The Cauchy problem for the homogeneous Monge-Ampere equation, I. Toeplitz quantization

TL;DR

This paper explores a novel approach to solving the homogeneous Monge-Ampere equation using Toeplitz quantization of Hamiltonian flows, establishing a connection with Legendre transform potentials in the context of torus invariant metrics.

Contribution

It demonstrates that the quantum analytic continuation potential matches the Legendre transform potential for torus invariant metrics, providing a new method to solve the HRMA.

Findings

The quantum analytic continuation potential coincides with the Legendre transform potential for torus invariant metrics.

This potential solves the HRMA as long as it remains smooth.
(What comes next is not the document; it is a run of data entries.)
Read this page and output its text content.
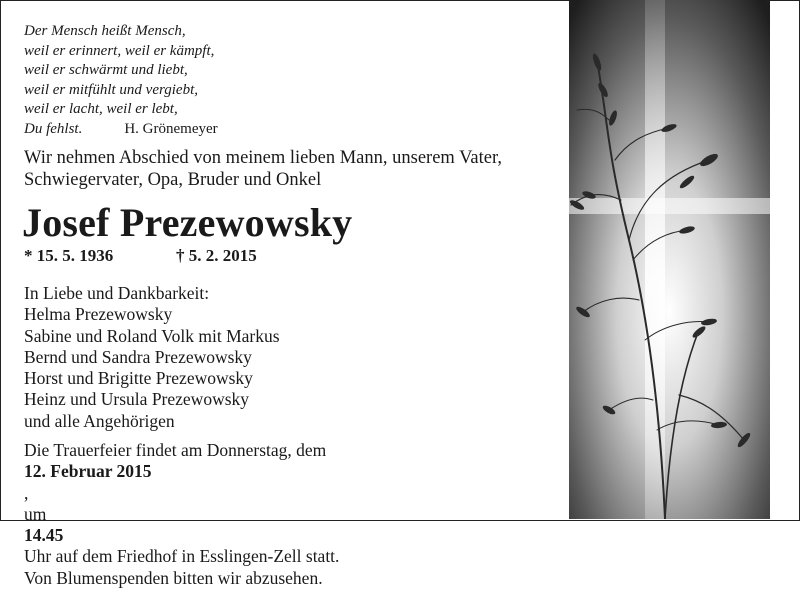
Der Mensch heißt Mensch,
weil er erinnert, weil er kämpft,
weil er schwärmt und liebt,
weil er mitfühlt und vergiebt,
weil er lacht, weil er lebt,
Du fehlst.	H. Grönemeyer
Wir nehmen Abschied von meinem lieben Mann, unserem Vater,
Schwiegervater, Opa, Bruder und Onkel
Josef Prezewowsky
* 15. 5. 1936	† 5. 2. 2015
In Liebe und Dankbarkeit:
Helma Prezewowsky
Sabine und Roland Volk mit Markus
Bernd und Sandra Prezewowsky
Horst und Brigitte Prezewowsky
Heinz und Ursula Prezewowsky
und alle Angehörigen
Die Trauerfeier findet am Donnerstag, dem
12. Februar 2015
,
um
14.45
Uhr auf dem Friedhof in Esslingen-Zell statt.
Von Blumenspenden bitten wir abzusehen.
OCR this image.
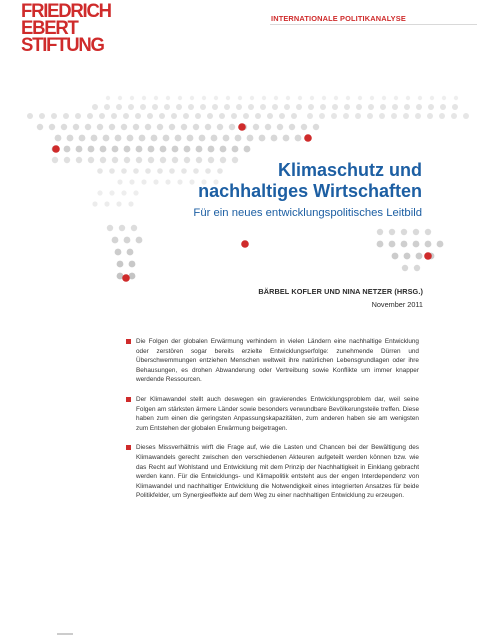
FRIEDRICH
EBERT
STIFTUNG
INTERNATIONALE POLITIKANALYSE
Klimaschutz und
nachhaltiges Wirtschaften
Für ein neues entwicklungspolitisches Leitbild
BÄRBEL KOFLER UND NINA NETZER (HRSG.)
November 2011
Die Folgen der globalen Erwärmung verhindern in vielen Ländern eine nachhaltige Entwicklung oder zerstören sogar bereits erzielte Entwicklungserfolge: zunehmende Dürren und Überschwemmungen entziehen Menschen weltweit ihre natürlichen Lebensgrundlagen oder ihre Behausungen, es drohen Abwanderung oder Vertreibung sowie Konflikte um immer knapper werdende Ressourcen.
Der Klimawandel stellt auch deswegen ein gravierendes Entwicklungsproblem dar, weil seine Folgen am stärksten ärmere Länder sowie besonders verwundbare Bevölkerungsteile treffen. Diese haben zum einen die geringsten Anpassungskapazitäten, zum anderen haben sie am wenigsten zum Entstehen der globalen Erwärmung beigetragen.
Dieses Missverhältnis wirft die Frage auf, wie die Lasten und Chancen bei der Bewältigung des Klimawandels gerecht zwischen den verschiedenen Akteuren aufgeteilt werden können bzw. wie das Recht auf Wohlstand und Entwicklung mit dem Prinzip der Nachhaltigkeit in Einklang gebracht werden kann. Für die Entwicklungs- und Klimapolitik entsteht aus der engen Interdependenz von Klimawandel und nachhaltiger Entwicklung die Notwendigkeit eines integrierten Ansatzes für beide Politikfelder, um Synergieeffekte auf dem Weg zu einer nachhaltigen Entwicklung zu erzeugen.
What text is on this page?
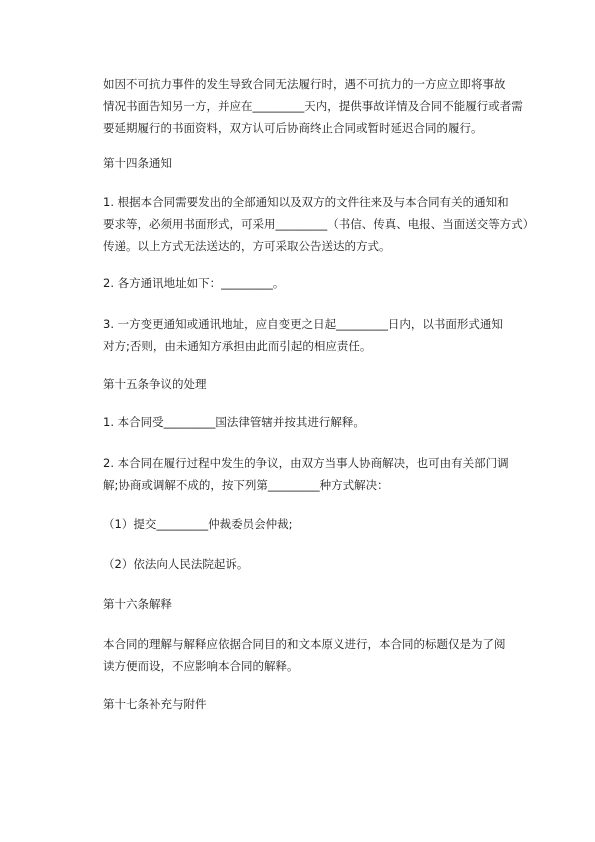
如因不可抗力事件的发生导致合同无法履行时，遇不可抗力的一方应立即将事故
情况书面告知另一方，并应在_________天内，提供事故详情及合同不能履行或者需
要延期履行的书面资料，双方认可后协商终止合同或暂时延迟合同的履行。
第十四条通知
1. 根据本合同需要发出的全部通知以及双方的文件往来及与本合同有关的通知和
要求等，必须用书面形式，可采用_________（书信、传真、电报、当面送交等方式）
传递。以上方式无法送达的，方可采取公告送达的方式。
2. 各方通讯地址如下：_________。
3. 一方变更通知或通讯地址，应自变更之日起_________日内，以书面形式通知
对方;否则，由未通知方承担由此而引起的相应责任。
第十五条争议的处理
1. 本合同受_________国法律管辖并按其进行解释。
2. 本合同在履行过程中发生的争议，由双方当事人协商解决，也可由有关部门调
解;协商或调解不成的，按下列第_________种方式解决：
（1）提交_________仲裁委员会仲裁;
（2）依法向人民法院起诉。
第十六条解释
本合同的理解与解释应依据合同目的和文本原义进行，本合同的标题仅是为了阅
读方便而设，不应影响本合同的解释。
第十七条补充与附件
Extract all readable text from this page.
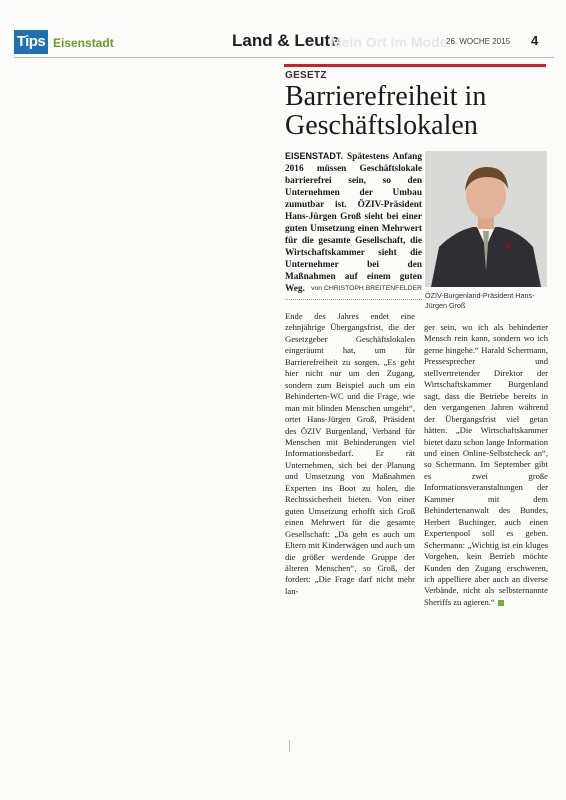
Tips Eisenstadt	Land & Leute	26. WOCHE 2015 4
Mein Ort im Mode
GESETZ
Barrierefreiheit in
Geschäftslokalen
EISENSTADT. Spätestens Anfang 2016 müssen Geschäftslokale barrierefrei sein, so den Unternehmen der Umbau zumutbar ist. ÖZIV-Präsident Hans-Jürgen Groß sieht bei einer guten Umsetzung einen Mehrwert für die gesamte Gesellschaft, die Wirtschaftskammer sieht die Unternehmer bei den Maßnahmen auf einem guten Weg.
ÖZIV-Burgenland-Präsident Hans-
Jürgen Groß
von CHRISTOPH BREITENFELDER
Ende des Jahres endet eine zehnjährige Übergangsfrist, die der Gesetzgeber Geschäftslokalen eingeräumt hat, um für Barrierefreiheit zu sorgen. „Es geht hier nicht nur um den Zugang, sondern zum Beispiel auch um ein Behinderten-WC und die Frage, wie man mit blinden Menschen umgeht“, ortet Hans-Jürgen Groß, Präsident des ÖZIV Burgenland, Verband für Menschen mit Behinderungen viel Informationsbedarf. Er rät Unternehmen, sich bei der Planung und Umsetzung von Maßnahmen Experten ins Boot zu holen, die Rechtssicherheit bieten. Von einer guten Umsetzung erhofft sich Groß einen Mehrwert für die gesamte Gesellschaft: „Da geht es auch um Eltern mit Kinderwägen und auch um die größer werdende Gruppe der älteren Menschen“, so Groß, der fordert: „Die Frage darf nicht mehr lan-
ger sein, wo ich als behinderter Mensch rein kann, sondern wo ich gerne hingehe.“ Harald Schermann, Pressesprecher und stellvertretender Direktor der Wirtschaftskammer Burgenland sagt, dass die Betriebe bereits in den vergangenen Jahren während der Übergangsfrist viel getan hätten. „Die Wirtschaftskammer bietet dazu schon lange Information und einen Online-Selbstcheck an“, so Schermann. Im September gibt es zwei große Informationsveranstaltungen der Kammer mit dem Behindertenanwalt des Bundes, Herbert Buchinger, auch einen Expertenpool soll es geben. Schermann: „Wichtig ist ein kluges Vorgehen, kein Betrieb möchte Kunden den Zugang erschweren, ich appelliere aber auch an diverse Verbände, nicht als selbsternannte Sheriffs zu agieren.“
The Legendre transform potential fails to solve the HRMA after a certain time.

Abstract

The Cauchy problem for the homogeneous (real and complex) Monge-Ampere equation (HRMA/HCMA) arises from the initial value problem for geodesics in the space of Kahler metrics. It is an ill-posed problem. We conjecture that, in its lifespan, the solution can be obtained by Toeplitz quantizing the Hamiltonian flow defined by the Cauchy data, analytically continuing the quantization, and then taking a kind of logarithmic classical limit. In this article, we prove that in the case of torus invariant metrics (where the HCMA reduces to the HRMA) this "quantum analytic continuation potential" coincides with the well-known Legendre transform potential, and hence solves the equation as long as it is smooth. In the sequel we prove that the Legendre transform potential ceases to solve the HRMA after that time.